International literary: erased memories and ambiguity in contemporary Ethiopia  
Isabel Boavida (Addis Ababa University)

Paper short abstract:

The paper discusses preliminary findings of on-going research on modernity and revolution in Ethiopia. It focuses on the poet of the ethio military socialist regime Assefa GMT, and his book The Voice, dedicated to Agostinho Neto, inquiring its rhetoric and context of production, and present erasure.

Paper long abstract:

This paper presents and discusses the preliminary findings of an on-going research on modernity and revolution in Ethiopia, focusing the cultural environment with special regard (in this case) to the literary production in the last fifty years, against the broader picture of postcolonialism, internationalism and pan-africanism.

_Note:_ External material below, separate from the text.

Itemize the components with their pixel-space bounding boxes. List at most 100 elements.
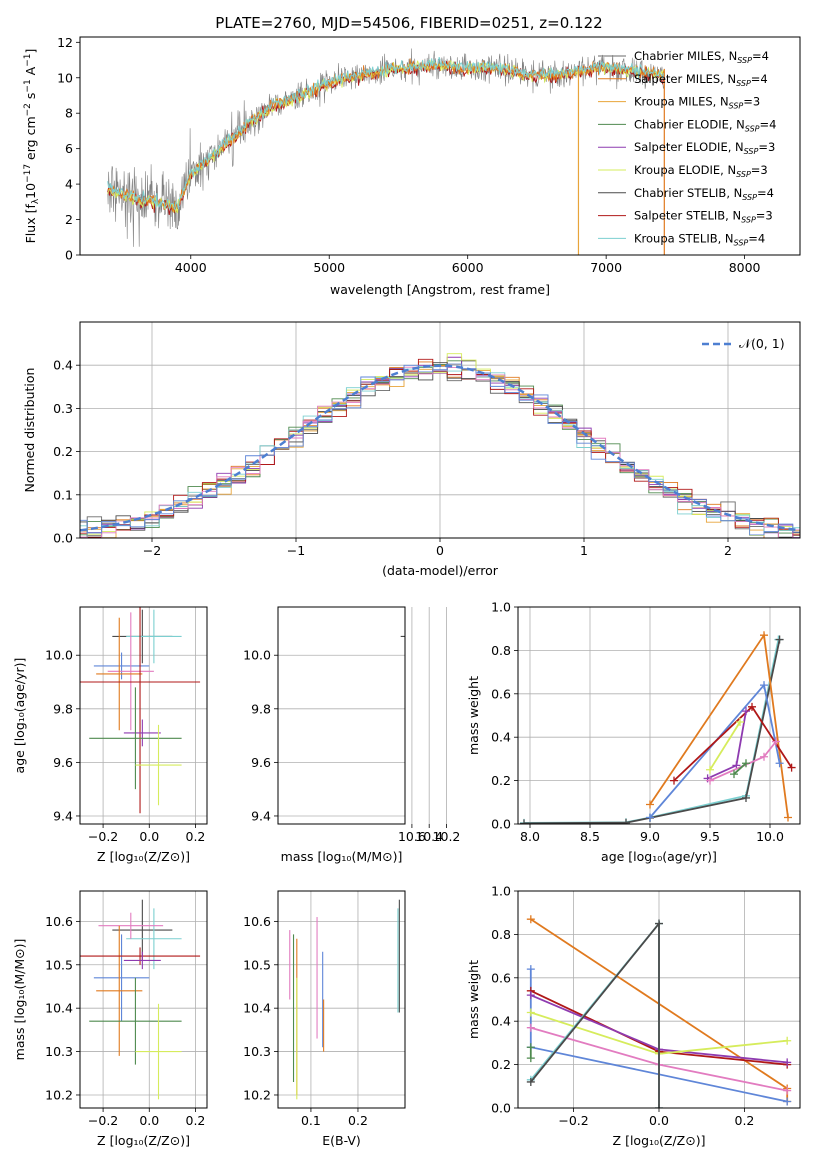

The episode brought into attention concerns the awarded and once most praised poet of the Ethiopian Socialist Military regime, Assefa Gebremariam Tesemma, who dedicated his book The Voice (1979) to the Angolan poet President Agostinho Neto whom he met in Luanda at the Afro-Asian Writers Association Conference.

Assefa passed away last year in exile. National press ignored it while praising the emergence of the newly appointed Prime-Minister, and while, in the streets, images printed on stickers of Colonel Mengistu Hailemariam were sold side by side with the new and past Ethiopian 'heroes'. The multiplicated cummulative reproduction if images is not yet followed by the public debate about an almost silenced period of Ethiopian contemporary history, nor by new reading and study of literary and art works bringing into the light the recent and traumatic past that post-1991 regime attempted to erase.

Besides a brief analysis of the poetic rhetorics and topics of The Voice, the paper will question the ambiguities between the rehabilitation of Mengistu's image as new icon for consumption, and the erasure of the poet's pamphletary words. Is one word finally more powerful than ten thousand reproduced images?